Outro dispositivo que precisaria de regulamentação é o Estudo de Impacto de Vizinhança (EIV), um mecanismo que aponta os efeitos positivos e negativos de um empreendimento na qualidade de vida da população que já vive na área. O EIV foi instituído no Plano Diretor vigente, de 2004, mas não foi aplicado.
Política institucional
Para Meirinho, falta uma política pública de habitação centrada na Prefeitura. O plano vigente centra essa obrigação na Cohab, mas ele acredita que a companhia não tem capacidade para assumir essa responsabilidade. “A Cohab é uma empresa, uma sociedade de economia mista. A política habitacional não pode ser concentrada apenas em uma empresa. Nisso o plano diretor infelizmente não avança. Ele deixa de vincular tanto à Cohab, mas ele não diz que deve haver uma política institucional”, critica.

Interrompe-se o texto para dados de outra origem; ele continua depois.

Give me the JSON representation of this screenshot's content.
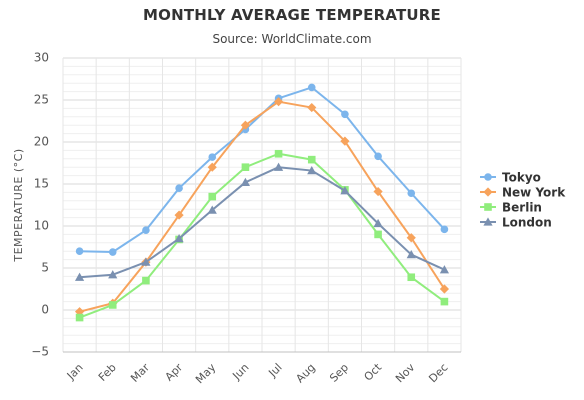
{
  "chart_data": {
    "type": "line",
    "title": "MONTHLY AVERAGE TEMPERATURE",
    "subtitle": "Source: WorldClimate.com",
    "xlabel": "",
    "ylabel": "TEMPERATURE (°C)",
    "categories": [
      "Jan",
      "Feb",
      "Mar",
      "Apr",
      "May",
      "Jun",
      "Jul",
      "Aug",
      "Sep",
      "Oct",
      "Nov",
      "Dec"
    ],
    "ylim": [
      -5,
      30
    ],
    "yticks": [
      -5,
      0,
      5,
      10,
      15,
      20,
      25,
      30
    ],
    "grid": true,
    "legend": "right",
    "series": [
      {
        "name": "Tokyo",
        "color": "#7cb5ec",
        "marker": "circle",
        "values": [
          7.0,
          6.9,
          9.5,
          14.5,
          18.2,
          21.5,
          25.2,
          26.5,
          23.3,
          18.3,
          13.9,
          9.6
        ]
      },
      {
        "name": "New York",
        "color": "#f7a35c",
        "marker": "diamond",
        "values": [
          -0.2,
          0.8,
          5.7,
          11.3,
          17.0,
          22.0,
          24.8,
          24.1,
          20.1,
          14.1,
          8.6,
          2.5
        ]
      },
      {
        "name": "Berlin",
        "color": "#90ed7d",
        "marker": "square",
        "values": [
          -0.9,
          0.6,
          3.5,
          8.4,
          13.5,
          17.0,
          18.6,
          17.9,
          14.3,
          9.0,
          3.9,
          1.0
        ]
      },
      {
        "name": "London",
        "color": "#7a90b0",
        "marker": "triangle",
        "values": [
          3.9,
          4.2,
          5.7,
          8.5,
          11.9,
          15.2,
          17.0,
          16.6,
          14.2,
          10.3,
          6.6,
          4.8
        ]
      }
    ]
  }
}
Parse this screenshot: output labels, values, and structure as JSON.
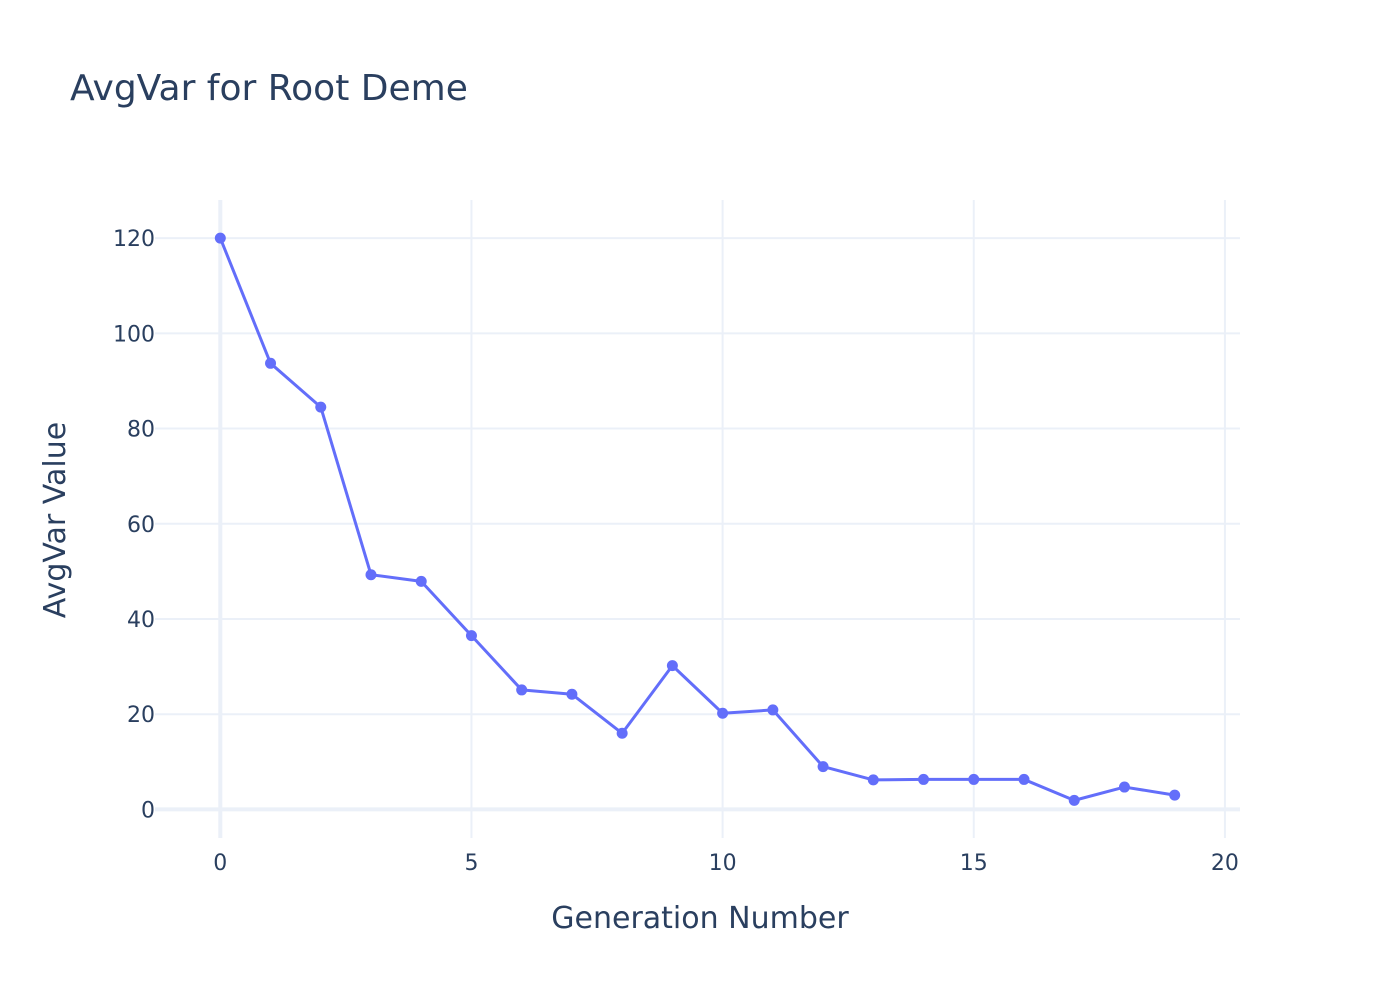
{
  "chart_data": {
    "type": "line",
    "title": "AvgVar for Root Deme",
    "xlabel": "Generation Number",
    "ylabel": "AvgVar Value",
    "x": [
      0,
      1,
      2,
      3,
      4,
      5,
      6,
      7,
      8,
      9,
      10,
      11,
      12,
      13,
      14,
      15,
      16,
      17,
      18,
      19
    ],
    "series": [
      {
        "values": [
          120,
          93.7,
          84.5,
          49.3,
          47.9,
          36.5,
          25.1,
          24.2,
          16.0,
          30.2,
          20.2,
          20.9,
          9.0,
          6.2,
          6.3,
          6.3,
          6.3,
          1.9,
          4.7,
          3.0
        ],
        "color": "#636efa",
        "mode": "lines+markers"
      }
    ],
    "xlim": [
      -1.3,
      20.3
    ],
    "ylim": [
      -6,
      128
    ],
    "xticks": [
      0,
      5,
      10,
      15,
      20
    ],
    "yticks": [
      0,
      20,
      40,
      60,
      80,
      100,
      120
    ],
    "grid": true,
    "legend": "none",
    "colors": {
      "text": "#2a3f5f",
      "grid": "#ebf0f8",
      "background": "#ffffff"
    }
  }
}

Mesmo assim, os avanços são visíveis. Meirinho cita mecanismos esdrúxulos do atual plano, que não existem mais no novo Plano Diretor. “Por exemplo, tinha um artigo que dizia que habitação tinha que dar lucro. Ou seja, habitação popular só podia ser feita se não desse prejuízo. A Cohab tinha que ter um retorno interno de todo investimento que fizesse. Isso não faz nenhum sentido. Nós não podíamos fazer nada por causa do argumento de que não daria lucro. Isso já foi rechaçado por muita gente, inclusive por empresários. Acho que mesmo por isso, por haver um certo consenso, isso não existe mais no novo texto”.
Moradia digna
Considerando o número apresentado pela COHAB, de 43 mil moradias, e fazendo uma conta conservadora, considerando apenas três pessoas por família, o déficit habitacional de Curitiba representaria 129 mil pessoas sem habitação adequada, quase 10% da população da cidade.

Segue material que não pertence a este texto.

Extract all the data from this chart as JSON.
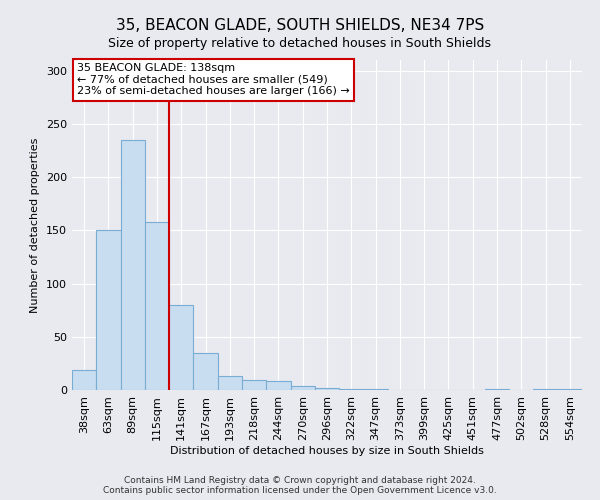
{
  "title1": "35, BEACON GLADE, SOUTH SHIELDS, NE34 7PS",
  "title2": "Size of property relative to detached houses in South Shields",
  "xlabel": "Distribution of detached houses by size in South Shields",
  "ylabel": "Number of detached properties",
  "footer1": "Contains HM Land Registry data © Crown copyright and database right 2024.",
  "footer2": "Contains public sector information licensed under the Open Government Licence v3.0.",
  "bin_labels": [
    "38sqm",
    "63sqm",
    "89sqm",
    "115sqm",
    "141sqm",
    "167sqm",
    "193sqm",
    "218sqm",
    "244sqm",
    "270sqm",
    "296sqm",
    "322sqm",
    "347sqm",
    "373sqm",
    "399sqm",
    "425sqm",
    "451sqm",
    "477sqm",
    "502sqm",
    "528sqm",
    "554sqm"
  ],
  "bar_values": [
    19,
    150,
    235,
    158,
    80,
    35,
    13,
    9,
    8,
    4,
    2,
    1,
    1,
    0,
    0,
    0,
    0,
    1,
    0,
    1,
    1
  ],
  "bar_color": "#c8ddf0",
  "bar_edgecolor": "#7aadd4",
  "bg_color": "#e8eaf0",
  "grid_color": "#ffffff",
  "annotation_box_text": "35 BEACON GLADE: 138sqm\n← 77% of detached houses are smaller (549)\n23% of semi-detached houses are larger (166) →",
  "annotation_box_color": "#ffffff",
  "annotation_box_edgecolor": "#cc0000",
  "vline_x": 3.5,
  "vline_color": "#cc0000",
  "ylim": [
    0,
    310
  ],
  "yticks": [
    0,
    50,
    100,
    150,
    200,
    250,
    300
  ],
  "title1_fontsize": 11,
  "title2_fontsize": 9,
  "ylabel_fontsize": 8,
  "xlabel_fontsize": 8,
  "tick_fontsize": 8,
  "ann_fontsize": 8,
  "footer_fontsize": 6.5
}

Sem respaldo do Estado, famílias que não têm onde morar precisam apelar para as ocupações. Os exemplos mais recentes em Curitiba são as ocupações 29 de março e Tiradentes, ambas na Cidade Industrial. Quando as áreas foram ocupadas, em abril, cerca de 600 famílias ocupavam os locais. Enquanto o Plano Diretor não é aprovado, Curitiba tenta encontrar mecanismos para resolver o problema. Em junho, a Câmara Municipal aprovou a lei que implanta o Aluguel Social na cidade. Com isso, a Prefeitura poderá conceder o valor de até um salário mínimo regional (R$ 1.032,02) por mês para famílias sem condições financeiras, para cobrir gastos com moradia por até 24 meses, com possibilidade de prorrogação.
Nesta semana, foi realizada a última audiência pública sobre o Plano Diretor antes do projeto ir para votação. O evento também simbolizou o final da apresentação de emendas, que já são mais de 100. A vereadora Professora Josete já apresentou oito emendas ao projeto e deve apresentar mais algumas de interesse social nos próximos dias. Atualmente, o Plano Diretor se encontra na Comissão de Urbanismo e deve ser votado nas próximas semanas.